Morning Light: Do This Within an Hour of Waking

Within 30–60 minutes of waking, get outside and expose your eyes to natural daylight — even on cloudy days. No sunglasses. You're not trying to look at the sun; you just need the light to enter your eyes from the environment.

Even on an overcast day, outdoor light is 10–50 times brighter than indoor lighting. This single habit sets your cortisol rhythm, advances your evening melatonin release, and primes your mood and focus for the day.

  • Clear day: 5–10 minutes is enough
  • Overcast day: 15–20 minutes
  • Winter / shift worker: a 10,000 lux light therapy box is a valid alternative — use it at the same time each morning

Evening light — protect your melatonin

After sunset, your body expects darkness. Bright overhead lighting and screens in the evening tell your brain it's still daytime, suppressing melatonin by up to 50% and pushing your sleep onset later. Dim lights after sunset. Switch to lamps, candles, or warm-coloured (amber/orange) lighting in the evenings. If you need screens, use night mode or blue-light glasses.
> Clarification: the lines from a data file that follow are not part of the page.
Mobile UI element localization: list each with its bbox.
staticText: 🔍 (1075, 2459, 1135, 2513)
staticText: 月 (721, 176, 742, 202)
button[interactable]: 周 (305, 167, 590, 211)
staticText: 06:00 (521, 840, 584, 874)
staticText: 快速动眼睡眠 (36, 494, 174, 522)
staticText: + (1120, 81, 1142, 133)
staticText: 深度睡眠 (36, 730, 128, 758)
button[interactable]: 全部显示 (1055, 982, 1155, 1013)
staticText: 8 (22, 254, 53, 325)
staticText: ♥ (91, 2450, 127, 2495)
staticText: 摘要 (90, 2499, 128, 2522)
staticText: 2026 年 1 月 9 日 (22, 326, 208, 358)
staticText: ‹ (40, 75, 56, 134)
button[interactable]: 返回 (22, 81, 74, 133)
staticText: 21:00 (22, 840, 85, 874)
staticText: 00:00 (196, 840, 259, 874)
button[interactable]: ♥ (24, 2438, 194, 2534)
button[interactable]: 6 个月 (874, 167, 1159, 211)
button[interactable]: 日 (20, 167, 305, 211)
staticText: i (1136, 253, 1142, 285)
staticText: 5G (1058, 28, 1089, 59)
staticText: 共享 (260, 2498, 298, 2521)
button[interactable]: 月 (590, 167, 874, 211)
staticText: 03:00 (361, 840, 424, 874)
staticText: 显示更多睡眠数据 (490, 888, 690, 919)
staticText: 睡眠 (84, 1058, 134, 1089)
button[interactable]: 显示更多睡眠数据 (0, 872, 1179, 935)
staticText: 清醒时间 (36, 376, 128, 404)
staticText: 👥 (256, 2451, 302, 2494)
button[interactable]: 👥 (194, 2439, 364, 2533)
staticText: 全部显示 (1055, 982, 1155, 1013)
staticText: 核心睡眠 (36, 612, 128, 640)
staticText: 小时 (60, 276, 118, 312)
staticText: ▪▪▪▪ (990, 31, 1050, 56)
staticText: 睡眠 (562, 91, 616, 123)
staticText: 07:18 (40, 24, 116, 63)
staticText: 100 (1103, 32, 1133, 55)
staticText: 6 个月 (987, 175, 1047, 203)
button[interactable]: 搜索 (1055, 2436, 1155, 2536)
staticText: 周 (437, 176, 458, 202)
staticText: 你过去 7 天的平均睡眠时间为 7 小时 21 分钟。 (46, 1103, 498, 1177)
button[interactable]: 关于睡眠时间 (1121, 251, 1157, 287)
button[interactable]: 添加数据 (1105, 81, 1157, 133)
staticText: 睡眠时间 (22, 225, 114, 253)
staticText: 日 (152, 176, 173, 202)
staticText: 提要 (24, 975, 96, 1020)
Sun safety — balance the benefits

Morning sunlight (before 10am) carries minimal UV risk and maximum circadian benefit. However, prolonged midday sun exposure is the primary cause of skin cancers and accelerated skin ageing. Use common sense: seek shade or use SPF 30+ during peak UV hours (10am–4pm). For vitamin D — supplementation is more reliable than relying on sun exposure, especially in northern latitudes.

Your light routine — the complete picture

Morning: Get outside within an hour of waking, without sunglasses, for at least 5 minutes. Evening: Dim lights and switch to warm tones after sunset. Light after 10pm suppresses melatonin by up to 50% — a single bright overhead bulb can delay sleep onset by 1–2 hours. Midday: Use SPF 30+ for prolonged sun exposure.

Key Takeaway

Get outside within an hour of waking — without sunglasses. Dim lights after sunset. This one habit changes your hormones, mood and sleep.